Today, Inside Higher Ed reports on how that sale may have been the early signals of Chinese companies taking advantage of America’s declining higher education industry for property acquisition and academic business development in the states.
…more broadly there appears to be substantial interest on the part of Chinese companies in purchasing U.S. campuses or other educational properties.
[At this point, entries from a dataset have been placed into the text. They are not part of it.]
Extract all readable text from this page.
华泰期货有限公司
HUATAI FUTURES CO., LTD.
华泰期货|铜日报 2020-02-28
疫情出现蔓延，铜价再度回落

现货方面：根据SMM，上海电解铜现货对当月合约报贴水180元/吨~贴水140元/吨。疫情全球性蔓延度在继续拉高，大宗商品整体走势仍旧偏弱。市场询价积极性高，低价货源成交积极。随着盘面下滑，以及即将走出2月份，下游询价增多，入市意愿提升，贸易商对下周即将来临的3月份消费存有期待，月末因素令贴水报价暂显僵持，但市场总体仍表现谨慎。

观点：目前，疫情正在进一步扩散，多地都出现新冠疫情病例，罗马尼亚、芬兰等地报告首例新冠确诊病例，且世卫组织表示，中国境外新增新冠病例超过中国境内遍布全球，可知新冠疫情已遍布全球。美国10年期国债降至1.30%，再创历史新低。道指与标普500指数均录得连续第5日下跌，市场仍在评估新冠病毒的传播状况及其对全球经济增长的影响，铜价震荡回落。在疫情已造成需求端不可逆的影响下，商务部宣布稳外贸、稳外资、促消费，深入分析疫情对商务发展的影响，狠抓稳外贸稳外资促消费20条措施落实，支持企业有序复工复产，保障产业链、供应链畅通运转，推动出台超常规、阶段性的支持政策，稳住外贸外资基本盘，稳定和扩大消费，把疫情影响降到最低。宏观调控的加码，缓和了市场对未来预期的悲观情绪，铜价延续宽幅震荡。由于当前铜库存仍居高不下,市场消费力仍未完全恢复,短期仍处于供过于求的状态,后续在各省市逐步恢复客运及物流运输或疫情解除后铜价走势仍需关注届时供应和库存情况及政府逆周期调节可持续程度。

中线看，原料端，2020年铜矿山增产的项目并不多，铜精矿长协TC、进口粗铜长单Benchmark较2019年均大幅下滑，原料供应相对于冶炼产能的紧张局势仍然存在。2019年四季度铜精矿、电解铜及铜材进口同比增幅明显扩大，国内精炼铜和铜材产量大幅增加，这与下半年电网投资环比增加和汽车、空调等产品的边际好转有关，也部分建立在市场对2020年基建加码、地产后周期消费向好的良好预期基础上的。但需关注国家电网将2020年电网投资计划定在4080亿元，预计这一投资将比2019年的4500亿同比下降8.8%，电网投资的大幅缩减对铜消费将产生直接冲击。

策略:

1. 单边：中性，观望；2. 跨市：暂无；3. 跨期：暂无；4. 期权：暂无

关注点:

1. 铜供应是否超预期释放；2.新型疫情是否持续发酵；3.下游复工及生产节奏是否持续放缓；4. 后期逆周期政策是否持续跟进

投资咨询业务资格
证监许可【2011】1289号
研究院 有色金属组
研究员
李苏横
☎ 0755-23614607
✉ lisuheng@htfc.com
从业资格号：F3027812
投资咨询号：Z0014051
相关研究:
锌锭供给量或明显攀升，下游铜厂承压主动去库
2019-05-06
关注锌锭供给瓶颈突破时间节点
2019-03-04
Chinese students make up the largest group of international students in the U.S., both at the university and K-12 levels.
Douglas Halliday, the president and founder of Halliday Acquisition Group, a company that consults on mergers and acquisitions involving K-12 schools and postsecondary colleges in the U.S. and Canada, said the majority of interest he sees from buyers in mainland China or Hong Kong is in either acquiring K-12 boarding schools or career-focused colleges that focus on higher-trained, technician-type programs such as in health care or information technology.
Several HBCU campuses, including Barber-Scotia College, Knoxville College and Morris Brown College face an uncertain future with sales as a very real possibility to satisfy debts.
With other black colleges facing similar issues but not yet approaching bankruptcy or accreditation loss, more schools could be targeted for sale or auction, with Chinese companies at the front of the line seeking acquisition opportunities in areas where HBCUs hold industrial specialty.